Monday, October 24, 2011

Salt-baked whole fish


There are fishes buried under there. Three of them. Branzino, if you must know, a type of bass that came from the Mediterranean Sea.

They are encased in a mountain range-like mass of kosher salt. More important, I am pretty certain that these fish are the moistest that I have eaten.


They were baked for about 20 minutes in this wood-burning oven, but any oven will do. The temperature only needs to be in the 400 F range. 


The full recipe is below, but this is what you will see after cracking open the salt crust once the fish is cooked.


And if you enlarge this pic you will see how moist the flesh turned out to be.

I had always meant to try this cooking method but was somehow convinced that it would be too big a production. It wasn't, I swear. The only downside, if you want to call it that, is the large amount of salt you'll go through, which does add to the dish's cost.

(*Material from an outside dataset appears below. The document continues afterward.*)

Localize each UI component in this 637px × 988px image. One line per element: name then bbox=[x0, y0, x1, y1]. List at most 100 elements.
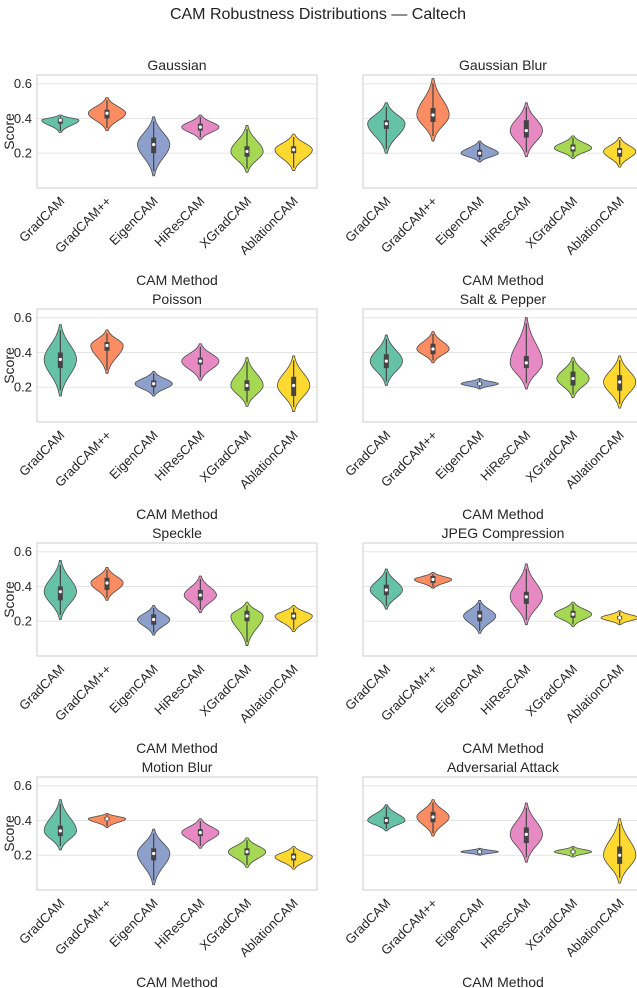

Other than that, it's a major cool method of preparing a super moist fish. Dramatic, too, if you're out to show off for your friends. (Speaking of friends: Yes, Fred, this might work with one of those big-ass stripers you show off on FishTales from time to time. I'd just cook it longer. And maybe buy more salt. And a giant-sized pan.)

Salt-baked whole fish
Recipe
2 whole 1 lb. fish, cleaned and gutted (branzino is what I used)
4-6 lemon slices, cut crosswise
4 rosemary sprigs
1/3 cup chopped parsley
2 or more 3-lb. boxes of kosher salt
Cold water as needed

Preheat oven to 400 degrees F.
Pour a 1/2-inch layer of the kosher salt onto a baking sheet.
Set both of the fish on top of the salt and stuff each one with the lemon, rosemary and parsley.
In a bowl, pour about a box of the salt, then mix in a little cold water, enough to moisten the salt just enough to hold it together. Don't make it wet; the idea here is that you'll be molding the mix around the fish to create a thick crust.
Pile the salt onto the fish and form a mold around them. If the salt mix isn't enough to cover the fish completely make some more mix with the leftover salt.
After the fish are properly coated place them in the oven for 20 minutes.
Break open the salt crust, remove the fish and serve whole or filleted, whichever you prefer. You could also drizzle some olive oil or further season the flesh if you like. I didn't. The branzino were plenty flavorful just as they were.

8 comments:

Ciao Chow Linda said...

This is way cool and I'm sure way delicious. Is that your oven in those pix? If so, can I come up when you make pizza?

Mister Meatball said...

Yep on the oven.

And the pizza.

Claudia said...

I searched for this in Italy and never did find it. I have decided I don't have the proper oven here - so will need an invite the next time you make this.

Mister Meatball said...

Happy to invite you, C., but I'm not so sure a regular oven wouldn't do the trick here. I mean, it only needs 400-degree heat.

C'mon.

"Be bold and mighty forces will come to your aid."

Fred said...

No backing out Meatball face! we're ALL coming to dnner at your place. I'll bring a 15 pound striped bass. How much salt do you think THAT will require?!

Mister Meatball said...

Wondered when you'd show up, Fred.

On the 15-pounder, I will back up the salt truck methinks.

Pat @ Mille Fiori Favoriti said...

I made fish like tbhis once and you are so right that it cooked so moist and flavorful!

I love your wood buring oven ..I'm sure the smoke must add to the flavor of whatever cooks in it.

Amateur Cook said...

I must say I am intrigued by this method of cooking. I know it doesn't come out tasting really salty, but many people might think so and shy away from it.